Perspectives d’extension à Pointe-Noire
Face à l’engouement, Medrac Africa et ses partenaires publics étudient l’ouverture de crèches dans d’autres arrondissements de Brazzaville et à Pointe-Noire, notamment près du marché de la Tié-Tié.
L’objectif affiché est de former vingt nouvelles « Mamapreneurs » d’ici fin 2026, puis de les autonomiser, afin qu’elles gèrent elles-mêmes leurs micro-structures, tout en respectant des standards communs.
Pour les familles, cette expansion signifie la possibilité d’accéder à un service fiable sans parcourir de longues distances, condition essentielle à la réussite scolaire précoce.

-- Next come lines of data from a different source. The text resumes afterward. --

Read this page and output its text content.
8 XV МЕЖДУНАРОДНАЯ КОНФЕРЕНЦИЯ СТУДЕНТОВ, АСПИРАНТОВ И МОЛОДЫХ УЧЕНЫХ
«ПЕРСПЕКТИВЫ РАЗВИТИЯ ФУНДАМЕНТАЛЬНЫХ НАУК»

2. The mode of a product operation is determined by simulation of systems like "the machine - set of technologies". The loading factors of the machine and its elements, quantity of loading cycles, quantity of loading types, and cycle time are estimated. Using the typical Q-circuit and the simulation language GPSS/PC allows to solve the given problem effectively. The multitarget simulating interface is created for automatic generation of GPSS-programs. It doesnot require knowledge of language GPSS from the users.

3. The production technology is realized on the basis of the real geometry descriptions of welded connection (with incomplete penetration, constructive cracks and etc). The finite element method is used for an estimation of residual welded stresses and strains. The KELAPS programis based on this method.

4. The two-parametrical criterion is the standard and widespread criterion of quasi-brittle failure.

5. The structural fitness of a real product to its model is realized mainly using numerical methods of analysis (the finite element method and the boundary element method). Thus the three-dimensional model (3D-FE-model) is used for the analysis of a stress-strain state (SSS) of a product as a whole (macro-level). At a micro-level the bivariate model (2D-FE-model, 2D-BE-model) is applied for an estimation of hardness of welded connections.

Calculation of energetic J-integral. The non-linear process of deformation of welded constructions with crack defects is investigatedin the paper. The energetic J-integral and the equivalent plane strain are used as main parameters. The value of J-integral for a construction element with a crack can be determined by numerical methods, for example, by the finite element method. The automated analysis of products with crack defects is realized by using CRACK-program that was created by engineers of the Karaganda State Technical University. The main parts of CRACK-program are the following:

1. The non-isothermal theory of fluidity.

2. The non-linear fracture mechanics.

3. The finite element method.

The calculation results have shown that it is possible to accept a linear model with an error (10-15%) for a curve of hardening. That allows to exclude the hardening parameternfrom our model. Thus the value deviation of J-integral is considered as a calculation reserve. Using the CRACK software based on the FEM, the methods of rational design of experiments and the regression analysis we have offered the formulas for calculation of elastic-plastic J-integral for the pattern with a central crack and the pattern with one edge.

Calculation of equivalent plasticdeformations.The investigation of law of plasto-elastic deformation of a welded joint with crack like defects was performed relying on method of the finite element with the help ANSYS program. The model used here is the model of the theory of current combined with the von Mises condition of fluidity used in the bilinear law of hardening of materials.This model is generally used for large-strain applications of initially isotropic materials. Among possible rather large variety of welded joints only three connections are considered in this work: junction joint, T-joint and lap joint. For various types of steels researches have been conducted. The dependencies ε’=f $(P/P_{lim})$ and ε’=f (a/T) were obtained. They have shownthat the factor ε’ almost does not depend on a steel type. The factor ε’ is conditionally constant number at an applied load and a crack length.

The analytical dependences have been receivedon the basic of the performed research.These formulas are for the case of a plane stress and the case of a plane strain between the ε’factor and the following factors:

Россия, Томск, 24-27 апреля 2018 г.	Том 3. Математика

Avec cette dynamique, le programme de protection sociale et d’inclusion productive des jeunes confirme qu’un partenariat équilibré entre acteurs associatifs, entrepreneurs et pouvoirs publics peut générer un impact social mesurable, visible dès les allées animées des marchés brazzavillois.
Un enjeu éducatif dès le berceau
Dans la salle d’éveil de Soukissa, des tapis colorés délimitent des espaces de jeu où l’alphabet se mêle aux chansonnettes locales, stimulants indispensables pour un cerveau qui, à trois ans, forge déjà la moitié de ses connexions neurales.
« Nous utilisons des histoires en lingala et en français pour renforcer l’identité culturelle tout en préparant l’entrée à l’école maternelle », précise Jocelyne Mpila, carnet d’activités à la main.
Les parents reçoivent, chaque fin de semaine, une fiche conseil sur l’alimentation, le sommeil et la stimulation à la maison, petite attention qui renforce le lien entre professionnels et familles.
Un soutien opérationnel public-privé
Le projet s’inscrit dans le volet inclusion productive du Psipj, programme national mobilisant ministères, municipalités et société civile pour renforcer les filets sociaux et créer des emplois pérennes.
La mairie cède des parcelles inutilisées dans les marchés, tandis que des bailleurs privés offrent matelas et mobiliers en échange d’une visibilité affichée sur les murs pastel des crèches.
Ce modèle hybride limite les coûts : peinture, ventilation, point d’eau et kit pédagogique, pour un investissement moindre qu’un simple kiosque de restauration.
Impacts sur l’égalité de genre
Libérées de la garde prolongée, les mères commerçantes gagnent en productivité et peuvent réinvestir leur marge dans la scolarisation des aînés ou l’achat de stocks plus importants.
Dans le même temps, les « Mama Mobokoli » accèdent à un statut professionnel reconnu, souvent leur premier contrat formel, ce qui facilite l’ouverture d’un compte bancaire et l’adhésion à la Caisse nationale de sécurité sociale.
Cet impact économique et symbolique réduit la précarité féminine ; selon le Psipj, une femme sur trois travaille encore sans protection sociale.